Prompt: “A provider upgrade creates a huge no-op-looking plan with default tag and metadata changes.”

Strong answer:

  1. Treat provider upgrades as infrastructure changes, not dependency chores.
  2. Read provider release notes for schema/default changes.
  3. Test in lower environment with production-like resources.
  4. Separate provider upgrade from functional infrastructure changes.
  5. Add plan filters or policy checks for replacement/destruction.
  6. Roll out by environment and keep the previous lockfile/provider version available.

Example: automated GPU node quarantine and repair.
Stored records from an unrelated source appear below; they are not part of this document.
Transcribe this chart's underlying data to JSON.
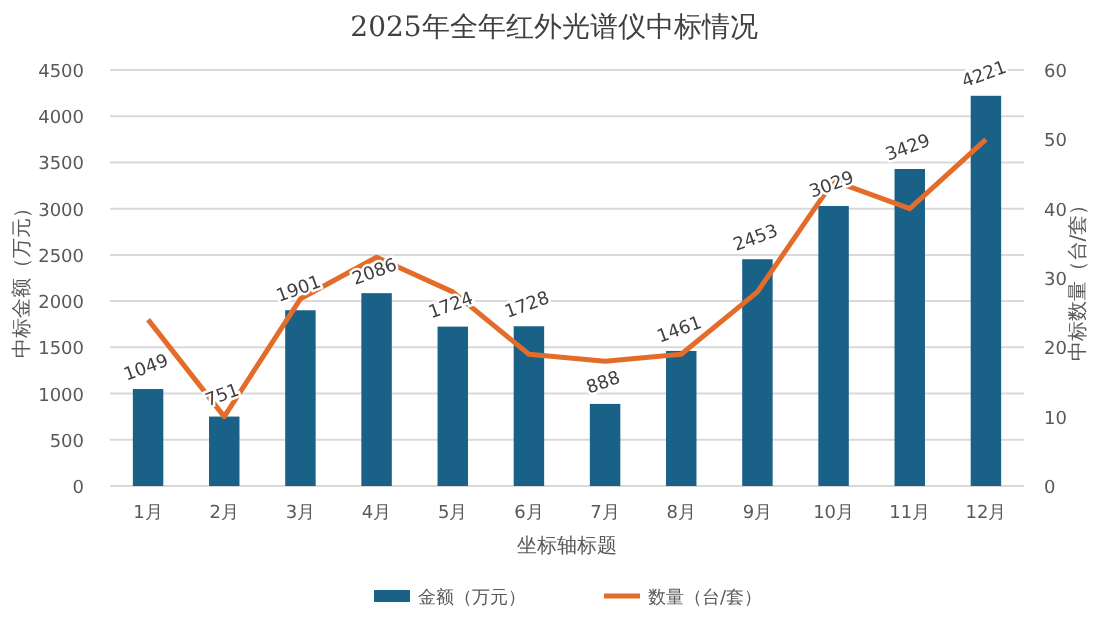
{
  "chart_data": {
    "type": "bar",
    "title": "2025年全年红外光谱仪中标情况",
    "xlabel": "坐标轴标题",
    "ylabel": "中标金额（万元）",
    "y2label": "中标数量（台/套）",
    "categories": [
      "1月",
      "2月",
      "3月",
      "4月",
      "5月",
      "6月",
      "7月",
      "8月",
      "9月",
      "10月",
      "11月",
      "12月"
    ],
    "series": [
      {
        "name": "金额（万元）",
        "color": "#1a6188",
        "values": [
          1049,
          751,
          1901,
          2086,
          1724,
          1728,
          888,
          1461,
          2453,
          3029,
          3429,
          4221
        ],
        "value_labels": [
          "1049",
          "751",
          "1901",
          "2086",
          "1724",
          "1728",
          "888",
          "1461",
          "2453",
          "3029",
          "3429",
          "4221"
        ]
      },
      {
        "name": "数量（台/套）",
        "type": "line",
        "axis": "y2",
        "color": "#e46c2a",
        "values": [
          24,
          10,
          27,
          33,
          28,
          19,
          18,
          19,
          28,
          44,
          40,
          50
        ]
      }
    ],
    "ylim": [
      0,
      4500
    ],
    "yticks": [
      0,
      500,
      1000,
      1500,
      2000,
      2500,
      3000,
      3500,
      4000,
      4500
    ],
    "y2lim": [
      0,
      60
    ],
    "y2ticks": [
      0,
      10,
      20,
      30,
      40,
      50,
      60
    ],
    "grid": "y",
    "legend": "bottom",
    "marker": "none",
    "line_style": "solid"
  }
}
  1. Detect unhealthy condition through trusted signals: DCGM, kubelet, pod failures, kernel logs.
  2. Correlate signals to avoid false positives.
  3. Cordon node and mark reason.
  4. Respect PDBs and workload priority before drain.
  5. Drain with timeout and exception handling.
  6. Run repair action: restart runtime, reload driver if safe, reboot, or move to hardware diagnostics.
  7. Validate node: driver, device plugin, DCGM, test pod, workload canary.
  8. Uncordon only after validation.
  9. Emit event, metrics, audit log, and incident annotation.
stateDiagram-v2
  [*] --> Detect
  Detect --> Diagnose
  Diagnose --> Plan
  Plan --> GuardrailCheck
  GuardrailCheck --> Execute: approved
  GuardrailCheck --> HumanReview: risky
  Execute --> Verify
  Verify --> Record
  HumanReview --> Execute: approved
  HumanReview --> Record: rejected
  Record --> [*]
  • Max concurrent nodes per pool.
  • Exclude critical pools unless explicit flag.
  • Require approval for destructive or customer-impacting actions.
  • Precheck SLO and capacity headroom before drain.
  • Kill switch.
  • Reconciliation loop should converge, not thrash.

Pipeline stages:

  1. Static validation: formatting, lint, schema, policy.
  2. Unit tests for modules and scripts.
  3. Plan/diff generation.
  4. Human review for high-risk change.
  5. Apply to dev/staging/canary pool.
  6. Post-apply health checks.
  7. Progressive promotion.
  8. Automatic rollback or halt on health gate failure.

Prompt: “How do you decide what to automate?”

Answer:

I prioritize workflows that are frequent, high-risk, time-sensitive, or require precision under incident pressure. I start by measuring toil and incident contribution, then build a small workflow with prechecks and observability. If it proves value, I turn it into a supported path with tests, docs, ownership, and adoption metrics.